Directed by Steven Cupo and accompanied by Abbey Smith, Mary Leaphart tells her story of her personal battle with Bipolar, a disease she began showing symptoms of while in college. Confused by its grasp, and longing for the peace of childhood, Mary brings the audience through the initial stages of recognition and diagnosis. Though it includes a moderate amount of exposition, the show’s most used vehicle is song. Mary sings of her feelings of invincibility as a child (“Fly Away”), and the incredible highs Bipolarity also brings (“Life is Just a Bowl of Cherries”). “Come On Get Happy” is one of the sharp stand-out numbers, as the world tries to tell her happiness is easy, if she would just, well, get happy. She can’t, she exclaims, just “get happy.”

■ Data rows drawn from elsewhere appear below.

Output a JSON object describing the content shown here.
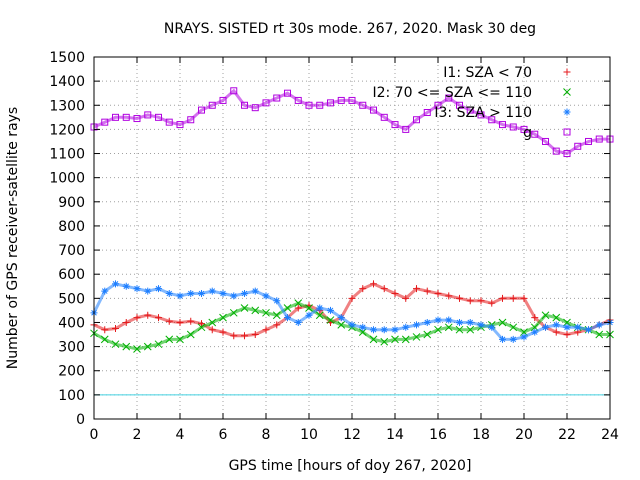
{
  "chart_data": {
    "type": "scatter",
    "title": "NRAYS. SISTED rt 30s mode. 267, 2020. Mask 30 deg",
    "xlabel": "GPS time [hours of doy 267, 2020]",
    "ylabel": "Number of GPS receiver-satellite rays",
    "xlim": [
      0,
      24
    ],
    "ylim": [
      0,
      1500
    ],
    "x_ticks": [
      0,
      2,
      4,
      6,
      8,
      10,
      12,
      14,
      16,
      18,
      20,
      22,
      24
    ],
    "y_ticks": [
      0,
      100,
      200,
      300,
      400,
      500,
      600,
      700,
      800,
      900,
      1000,
      1100,
      1200,
      1300,
      1400,
      1500
    ],
    "grid": true,
    "legend_position": "top-right",
    "reference_line": {
      "y": 100,
      "color": "#40d0e0"
    },
    "series": [
      {
        "name": "I1: SZA < 70",
        "marker": "+",
        "color": "#e41a1c",
        "x": [
          0,
          0.5,
          1,
          1.5,
          2,
          2.5,
          3,
          3.5,
          4,
          4.5,
          5,
          5.5,
          6,
          6.5,
          7,
          7.5,
          8,
          8.5,
          9,
          9.5,
          10,
          10.5,
          11,
          11.5,
          12,
          12.5,
          13,
          13.5,
          14,
          14.5,
          15,
          15.5,
          16,
          16.5,
          17,
          17.5,
          18,
          18.5,
          19,
          19.5,
          20,
          20.5,
          21,
          21.5,
          22,
          22.5,
          23,
          23.5,
          24
        ],
        "y": [
          390,
          370,
          375,
          400,
          420,
          430,
          420,
          405,
          400,
          405,
          395,
          370,
          360,
          345,
          345,
          350,
          370,
          390,
          420,
          460,
          470,
          450,
          400,
          420,
          500,
          540,
          560,
          540,
          520,
          500,
          540,
          530,
          520,
          510,
          500,
          490,
          490,
          480,
          500,
          500,
          500,
          420,
          380,
          360,
          350,
          360,
          370,
          390,
          410
        ]
      },
      {
        "name": "I2: 70 <= SZA <= 110",
        "marker": "x",
        "color": "#00b000",
        "x": [
          0,
          0.5,
          1,
          1.5,
          2,
          2.5,
          3,
          3.5,
          4,
          4.5,
          5,
          5.5,
          6,
          6.5,
          7,
          7.5,
          8,
          8.5,
          9,
          9.5,
          10,
          10.5,
          11,
          11.5,
          12,
          12.5,
          13,
          13.5,
          14,
          14.5,
          15,
          15.5,
          16,
          16.5,
          17,
          17.5,
          18,
          18.5,
          19,
          19.5,
          20,
          20.5,
          21,
          21.5,
          22,
          22.5,
          23,
          23.5,
          24
        ],
        "y": [
          355,
          330,
          310,
          300,
          290,
          300,
          310,
          330,
          330,
          350,
          380,
          400,
          420,
          440,
          460,
          450,
          440,
          430,
          460,
          480,
          460,
          430,
          410,
          390,
          380,
          360,
          330,
          320,
          330,
          330,
          340,
          350,
          370,
          380,
          370,
          370,
          380,
          390,
          400,
          380,
          360,
          380,
          430,
          420,
          400,
          380,
          370,
          350,
          350
        ]
      },
      {
        "name": "I3: SZA > 110",
        "marker": "*",
        "color": "#1e7fff",
        "x": [
          0,
          0.5,
          1,
          1.5,
          2,
          2.5,
          3,
          3.5,
          4,
          4.5,
          5,
          5.5,
          6,
          6.5,
          7,
          7.5,
          8,
          8.5,
          9,
          9.5,
          10,
          10.5,
          11,
          11.5,
          12,
          12.5,
          13,
          13.5,
          14,
          14.5,
          15,
          15.5,
          16,
          16.5,
          17,
          17.5,
          18,
          18.5,
          19,
          19.5,
          20,
          20.5,
          21,
          21.5,
          22,
          22.5,
          23,
          23.5,
          24
        ],
        "y": [
          440,
          530,
          560,
          550,
          540,
          530,
          540,
          520,
          510,
          520,
          520,
          530,
          520,
          510,
          520,
          530,
          510,
          490,
          420,
          400,
          430,
          460,
          450,
          420,
          390,
          380,
          370,
          370,
          370,
          380,
          390,
          400,
          410,
          410,
          400,
          400,
          390,
          380,
          330,
          330,
          340,
          360,
          380,
          390,
          380,
          380,
          370,
          390,
          400
        ]
      },
      {
        "name": "g",
        "marker": "square",
        "color": "#b000e0",
        "x": [
          0,
          0.5,
          1,
          1.5,
          2,
          2.5,
          3,
          3.5,
          4,
          4.5,
          5,
          5.5,
          6,
          6.5,
          7,
          7.5,
          8,
          8.5,
          9,
          9.5,
          10,
          10.5,
          11,
          11.5,
          12,
          12.5,
          13,
          13.5,
          14,
          14.5,
          15,
          15.5,
          16,
          16.5,
          17,
          17.5,
          18,
          18.5,
          19,
          19.5,
          20,
          20.5,
          21,
          21.5,
          22,
          22.5,
          23,
          23.5,
          24
        ],
        "y": [
          1210,
          1230,
          1250,
          1250,
          1245,
          1260,
          1250,
          1230,
          1220,
          1240,
          1280,
          1300,
          1320,
          1360,
          1300,
          1290,
          1310,
          1330,
          1350,
          1320,
          1300,
          1300,
          1310,
          1320,
          1320,
          1300,
          1280,
          1250,
          1220,
          1200,
          1240,
          1270,
          1300,
          1330,
          1300,
          1280,
          1260,
          1240,
          1220,
          1210,
          1200,
          1180,
          1150,
          1110,
          1100,
          1130,
          1150,
          1160,
          1160
        ]
      }
    ]
  }
}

Her journey is quickly pulled into Bipolar’s dark underbelly, as recalled through a number of songs sang sweetly, and gently, but with a broken (or at least aching) heart. The room hurts for her as she sings “Both Sides Now,” and “Out of My Head,” and pulls for her as she sings “Breathe” and “Gravity.” We want her to get better, because she doesn’t just tell us about the stops along the way; she brings us there with her.
Mary is an engaging and sympathetic storyteller. At times she appears to be transported back completely to these times of despair, staring off into the space as if fixed on a point she’s not sure is even there. Her story is moving, and gains strength as the show dives deeper down the rabbit hole.
by Mary Leaphart
at Caos on F
923 F Street NW
Washington, DC, 20004
Details and tickets
Almost Together is a musical palette of the trials experienced through mental illness. For those unfamiliar with the disease, some may not be aware the emotions go far beyond the land of “sad” or “depressed,” to elated, hopeless, sentimental, wistful, hurt, broken, resurrected, and back again. In her words, it’s “the beauty and the brutality.” The musical choices not only cover but accurately convey this unstable terrain.
That taboo associated with the discussion of mental illness is a small tragedy within itself, which makes Mary’s fearless and raw production all the more important, and encouraging. She’s been to the bottom and back, and not only will she tell you about it, she will tell you how she got out of it. She will show you her tattoo, and she will tell it hasn’t been easy, and then she will tell you there’s hope. In the words of Joni Mitchell, “Something’s lost but something’s gained in living every day.”